Field Trips: Field trips and other forms of experiential education are essential components of our integrated curriculum. Our small class size enables the students to go on frequent field trips where they have the opportunity to apply what they are learning in the classroom. At the beginning of the school year, parents and/or guardians are expected to sign a “blanket” permission slip that will be applied to all field trips throughout the entire school year.

Our Educational Practices

Achievement Testing

Achievement tests are scheduled in the spring for students in grades 2 through 8. To aid us in evaluating each child’s understanding of academic skills, we administer a nationally-normed achievement test. They also give teachers feedback on instructional strengths and weakness.  Keep in mind that these scores do not report on a child’s spiritual, social, emotional, physical or attitudinal growth, but are simply indicators of general academic progress.
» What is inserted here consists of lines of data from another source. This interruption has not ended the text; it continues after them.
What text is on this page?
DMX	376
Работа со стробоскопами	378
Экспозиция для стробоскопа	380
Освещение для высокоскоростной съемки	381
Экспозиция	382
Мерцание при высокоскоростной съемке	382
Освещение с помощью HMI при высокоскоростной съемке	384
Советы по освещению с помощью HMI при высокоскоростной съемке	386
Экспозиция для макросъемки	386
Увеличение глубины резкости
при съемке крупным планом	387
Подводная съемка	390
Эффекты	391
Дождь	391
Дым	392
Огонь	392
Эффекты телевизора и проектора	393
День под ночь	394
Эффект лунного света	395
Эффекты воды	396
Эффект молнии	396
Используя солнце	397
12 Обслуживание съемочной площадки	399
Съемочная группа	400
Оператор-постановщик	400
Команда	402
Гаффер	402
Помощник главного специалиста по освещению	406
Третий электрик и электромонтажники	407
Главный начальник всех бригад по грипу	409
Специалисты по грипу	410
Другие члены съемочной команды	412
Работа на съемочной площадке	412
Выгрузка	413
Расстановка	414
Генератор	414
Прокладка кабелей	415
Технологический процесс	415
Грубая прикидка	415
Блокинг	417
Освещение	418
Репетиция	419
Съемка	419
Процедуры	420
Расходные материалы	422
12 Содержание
Furthermore, they are just one indicator of the child’s academic progress.

Camping Trip

The late September camping trip is a parent-led elementary school (grades K-8) annual event. Teachers and parent volunteers supervise the trip. We encourage one member of each family to attend, if possible. 

Chapel

Chapel is held on Wednesday mornings. A teacher or guest speaker leads the school in a time of singing, praying, and sharing. Parents and relatives are always welcome to attend.

Computers

Classroom-size computer lab is available for teachers and students to use as a learning tool.  A filtered Internet system is installed on all computers. Computers are used only for educational purposes and are monitored by a staff member at all times.

Evaluation

There are three evaluation periods each year. Evaluations include a checklist and written comments from the teacher. Twice a year teachers meet with each student’s parent(s) or guardian to discuss the comprehensive growth and progress of the child in all areas of school life. He/she is evaluated in the areas of personal and social development, physical development, language and literacy, mathematics, science, social studies, and Spanish. Samples of each student’s work are collected in a portfolio to show growth, using rubrics that specify project components and expectations. Students in the Middle School will receive percentage scores in all disciplines. Software ThinkWave makes assignment completion and grades directly available to parents and guardians.

Homework

At PUCS, our curriculum in the elementary school is arranged in a way that allows students to engage in a full range of focused educational experiences during the school day, thus eliminating the need for much homework in the lower elementary grades. When homework is assigned to students, it may be

for one or more of the following reasons: to give additional time to an individual child to pursue a particular interest; to allow a student to finish an incomplete assignment; to practice newly learned skills or to reinforce old skills; to bring the student into contact with out-of-school educational resources; or to promote a growing sense of responsibility in the student. Our curriculum in the Middle School prepares students for High School, and includes writing, research and out-of-school assignments.

In-Service

Teacher in-service days are scheduled several times a year for teachers’ development and enrichment.

Library

PUCS is equipped with books and resources for each unit.  PUCS students also have access to the Wilkinsburg Public Library at their teacher’s discretion.

Recess

Recess/Break Time for all grades takes place at Ferguson Park on South Ave. Two recess aides are always on duty with a first aid kit and cell phones. Children are encouraged to interact with classmates and creatively play during this free time. We will be outside unless it is raining, extremely cold, or snowing at the time of recess at our discretion.